Congestion relief
18 April 2008
SC&RA applauds the National Strategy to Reduce Congestion on America's Transportation Network, released in May by the US Department of Transportation (DOT). Transportation Secretary Norman Mineta has positioned the plan as a “blueprint for federal state and local officials to follow as we work together to tackle this growing problem.”
We agree with him that congestion is one of the single largest threats to our nation's economic prosperity and way of life. Whether it takes the form of trucks stalled in traffic, cargo stuck at overwhelmed seaports or airplanes circling over crowded airports, congestion costs America $200 billion annually, according to DOT estimates.
The strategic report noted ways congestion is hurting families throughout the US. Parents increasingly miss events with their children, friends and families find it hard to spend time together, and citizens steer away from civic involvement. While most SC&RA members share these hardships, the threat to their industry looms as an even greater concern.

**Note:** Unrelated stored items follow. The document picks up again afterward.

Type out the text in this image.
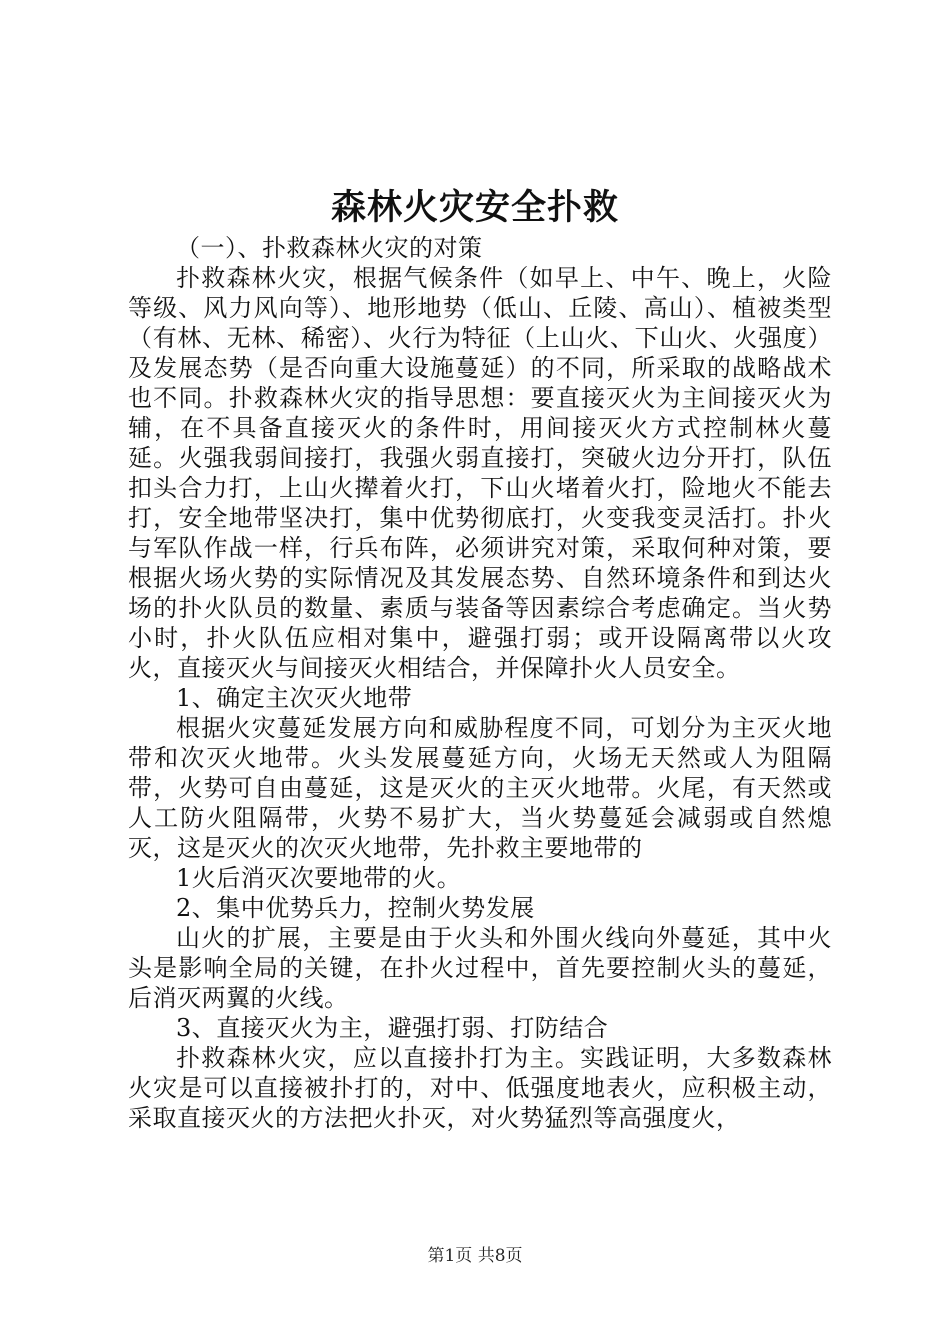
森林火灾安全扑救

（一）、扑救森林火灾的对策

扑救森林火灾，根据气候条件（如早上、中午、晚上，火险等级、风力风向等）、地形地势（低山、丘陵、高山）、植被类型（有林、无林、稀密）、火行为特征（上山火、下山火、火强度）及发展态势（是否向重大设施蔓延）的不同，所采取的战略战术也不同。扑救森林火灾的指导思想：要直接灭火为主间接灭火为辅，在不具备直接灭火的条件时，用间接灭火方式控制林火蔓延。火强我弱间接打，我强火弱直接打，突破火边分开打，队伍扣头合力打，上山火撵着火打，下山火堵着火打，险地火不能去打，安全地带坚决打，集中优势彻底打，火变我变灵活打。扑火与军队作战一样，行兵布阵，必须讲究对策，采取何种对策，要根据火场火势的实际情况及其发展态势、自然环境条件和到达火场的扑火队员的数量、素质与装备等因素综合考虑确定。当火势小时，扑火队伍应相对集中，避强打弱；或开设隔离带以火攻火，直接灭火与间接灭火相结合，并保障扑火人员安全。

1、确定主次灭火地带

根据火灾蔓延发展方向和威胁程度不同，可划分为主灭火地带和次灭火地带。火头发展蔓延方向，火场无天然或人为阻隔带，火势可自由蔓延，这是灭火的主灭火地带。火尾，有天然或人工防火阻隔带，火势不易扩大，当火势蔓延会减弱或自然熄灭，这是灭火的次灭火地带，先扑救主要地带的

1火后消灭次要地带的火。

2、集中优势兵力，控制火势发展

山火的扩展，主要是由于火头和外围火线向外蔓延，其中火头是影响全局的关键，在扑火过程中，首先要控制火头的蔓延，后消灭两翼的火线。

3、直接灭火为主，避强打弱、打防结合

扑救森林火灾，应以直接扑打为主。实践证明，大多数森林火灾是可以直接被扑打的，对中、低强度地表火，应积极主动，采取直接灭火的方法把火扑灭，对火势猛烈等高强度火，

第1页 共8页
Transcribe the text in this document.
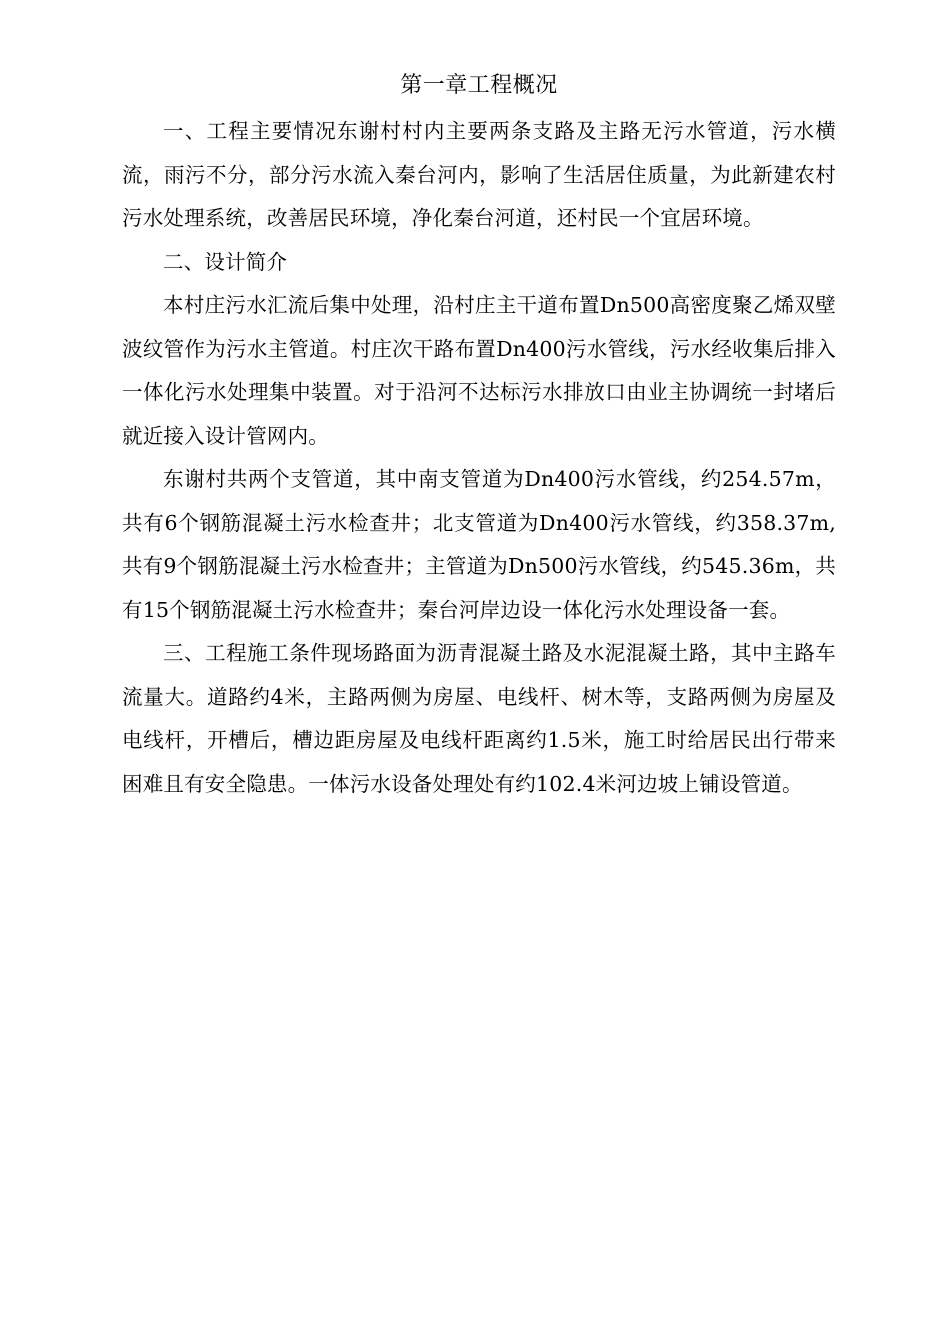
第一章工程概况

一、工程主要情况东谢村村内主要两条支路及主路无污水管道，污水横流，雨污不分，部分污水流入秦台河内，影响了生活居住质量，为此新建农村污水处理系统，改善居民环境，净化秦台河道，还村民一个宜居环境。

二、设计简介

本村庄污水汇流后集中处理，沿村庄主干道布置Dn500高密度聚乙烯双壁波纹管作为污水主管道。村庄次干路布置Dn400污水管线，污水经收集后排入一体化污水处理集中装置。对于沿河不达标污水排放口由业主协调统一封堵后就近接入设计管网内。

东谢村共两个支管道，其中南支管道为Dn400污水管线，约254.57m，共有6个钢筋混凝土污水检查井；北支管道为Dn400污水管线，约358.37m,共有9个钢筋混凝土污水检查井；主管道为Dn500污水管线，约545.36m，共有15个钢筋混凝土污水检查井；秦台河岸边设一体化污水处理设备一套。

三、工程施工条件现场路面为沥青混凝土路及水泥混凝土路，其中主路车流量大。道路约4米，主路两侧为房屋、电线杆、树木等，支路两侧为房屋及电线杆，开槽后，槽边距房屋及电线杆距离约1.5米，施工时给居民出行带来困难且有安全隐患。一体污水设备处理处有约102.4米河边坡上铺设管道。
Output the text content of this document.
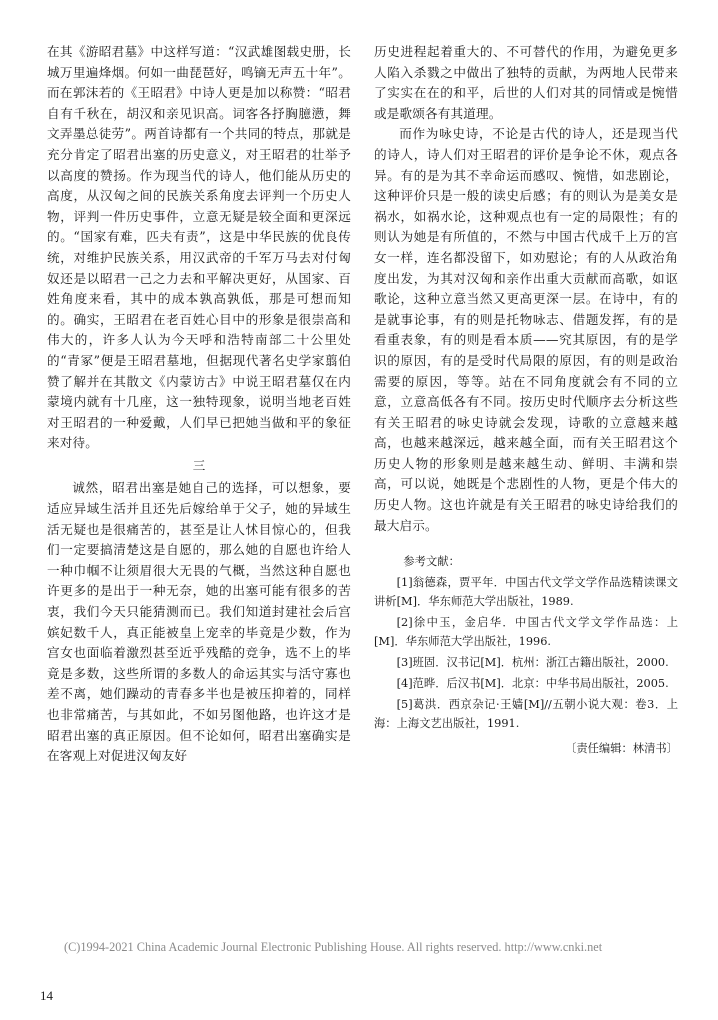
在其《游昭君墓》中这样写道：“汉武雄图载史册，长城万里遍烽烟。何如一曲琵琶好，鸣镝无声五十年”。而在郭沫若的《王昭君》中诗人更是加以称赞：“昭君自有千秋在，胡汉和亲见识高。词客各抒胸臆懑，舞文弄墨总徒劳”。两首诗都有一个共同的特点，那就是充分肯定了昭君出塞的历史意义，对王昭君的壮举予以高度的赞扬。作为现当代的诗人，他们能从历史的高度，从汉匈之间的民族关系角度去评判一个历史人物，评判一件历史事件，立意无疑是较全面和更深远的。“国家有难，匹夫有责”，这是中华民族的优良传统，对维护民族关系，用汉武帝的千军万马去对付匈奴还是以昭君一己之力去和平解决更好，从国家、百姓角度来看，其中的成本孰高孰低，那是可想而知的。确实，王昭君在老百姓心目中的形象是很崇高和伟大的，许多人认为今天呼和浩特南部二十公里处的“青冢”便是王昭君墓地，但据现代著名史学家翦伯赞了解并在其散文《内蒙访古》中说王昭君墓仅在内蒙境内就有十几座，这一独特现象，说明当地老百姓对王昭君的一种爱戴，人们早已把她当做和平的象征来对待。

三

诚然，昭君出塞是她自己的选择，可以想象，要适应异域生活并且还先后嫁给单于父子，她的异域生活无疑也是很痛苦的，甚至是让人怵目惊心的，但我们一定要搞清楚这是自愿的，那么她的自愿也许给人一种巾帼不让须眉很大无畏的气概，当然这种自愿也许更多的是出于一种无奈，她的出塞可能有很多的苦衷，我们今天只能猜测而已。我们知道封建社会后宫嫔妃数千人，真正能被皇上宠幸的毕竟是少数，作为宫女也面临着激烈甚至近乎残酷的竞争，选不上的毕竟是多数，这些所谓的多数人的命运其实与活守寡也差不离，她们躁动的青春多半也是被压抑着的，同样也非常痛苦，与其如此，不如另图他路，也许这才是昭君出塞的真正原因。但不论如何，昭君出塞确实是在客观上对促进汉匈友好

历史进程起着重大的、不可替代的作用，为避免更多人陷入杀戮之中做出了独特的贡献，为两地人民带来了实实在在的和平，后世的人们对其的同情或是惋惜或是歌颂各有其道理。

而作为咏史诗，不论是古代的诗人，还是现当代的诗人，诗人们对王昭君的评价是争论不休，观点各异。有的是为其不幸命运而感叹、惋惜，如悲剧论，这种评价只是一般的读史后感；有的则认为是美女是祸水，如祸水论，这种观点也有一定的局限性；有的则认为她是有所值的，不然与中国古代成千上万的宫女一样，连名都没留下，如劝慰论；有的人从政治角度出发，为其对汉匈和亲作出重大贡献而高歌，如讴歌论，这种立意当然又更高更深一层。在诗中，有的是就事论事，有的则是托物咏志、借题发挥，有的是看重表象，有的则是看本质——究其原因，有的是学识的原因，有的是受时代局限的原因，有的则是政治需要的原因，等等。站在不同角度就会有不同的立意，立意高低各有不同。按历史时代顺序去分析这些有关王昭君的咏史诗就会发现，诗歌的立意越来越高，也越来越深远，越来越全面，而有关王昭君这个历史人物的形象则是越来越生动、鲜明、丰满和崇高，可以说，她既是个悲剧性的人物，更是个伟大的历史人物。这也许就是有关王昭君的咏史诗给我们的最大启示。

参考文献：

[1]翁德森，贾平年．中国古代文学文学作品选精读课文讲析[M]．华东师范大学出版社，1989.

[2]徐中玉，金启华．中国古代文学文学作品选：上[M]．华东师范大学出版社，1996.

[3]班固．汉书记[M]．杭州：浙江古籍出版社，2000.

[4]范晔．后汉书[M]．北京：中华书局出版社，2005.

[5]葛洪．西京杂记·王嫱[M]//五朝小说大观：卷3．上海：上海文艺出版社，1991.

〔责任编辑：林清书〕
(C)1994-2021 China Academic Journal Electronic Publishing House. All rights reserved. http://www.cnki.net
14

DOT admitted that the costs to business have been insufficiently qualified, but included several telling examples such as the Atlanta pet food distributor that can only make about 12 daily deliveries per truck now, compared to 20 in 1984.
Congestion is particularly costly at the nation's borders. In 2005, congestion at the Otay Mesa and Tecate crossings along the California-Mexico borders cost the US economy $3.7 billion in output and almost 40,000 jobs, according to the San Diego Association of Governments. Meanwhile, congestion at the Ambassador Bridge between Detroit, MI and Windsor, Canada costs motor carriers between $150 million and $200 million, according to Global Insight.
The Federal Highway Administration estimated that about half of all congestion can be traced to recurring causes such as physical bottlenecks and poor signal time and the other half to nonrecurring causes such as accidents, work zones and inclement weather. SC&RA members especially suffer from a traffic and capacity imbalance, relying heavily on the Interstate Highway System that makes up a little over 1 percent of the nation's total miles of roadway but carries almost 25 percent of all traffic.
Acknowledging that the public sector has limited funds to address the problems of congestion, DOT is now calling on US investors—including financial, construction and engineering firms—to begin investing in highway, airport and transit projects. The DOT said it would work to reduce or remove barriers to private sector investment in US transportation systems.
SC&RA members stand to benefit from private-public partnerships that expand or enhance the nation's infrastructure. Members from our Transportation, Crane & Rigging, and Allied Industries Groups will all play a major role in completing major projects. After the completion of these projects, members should be able to move specialized loads and equipment more expeditiously and cost-effectively.
Despite our general support of private-public partnerships, however, we will remain watchful for developments that work against our members' best interests. For example, we will oppose any plan of a private-public partnership that would impose a disproportionate share of tolls or taxes on heavy haulers.
So far, we see no discouraging signs. Nor do we have any reason to disagree with Transportation Secretary Mineta's assessment: “We don't have to let traffic delays put our lives on hold any longer. We have the tools, the technology and the plan to make today's congestion a thing of the past.”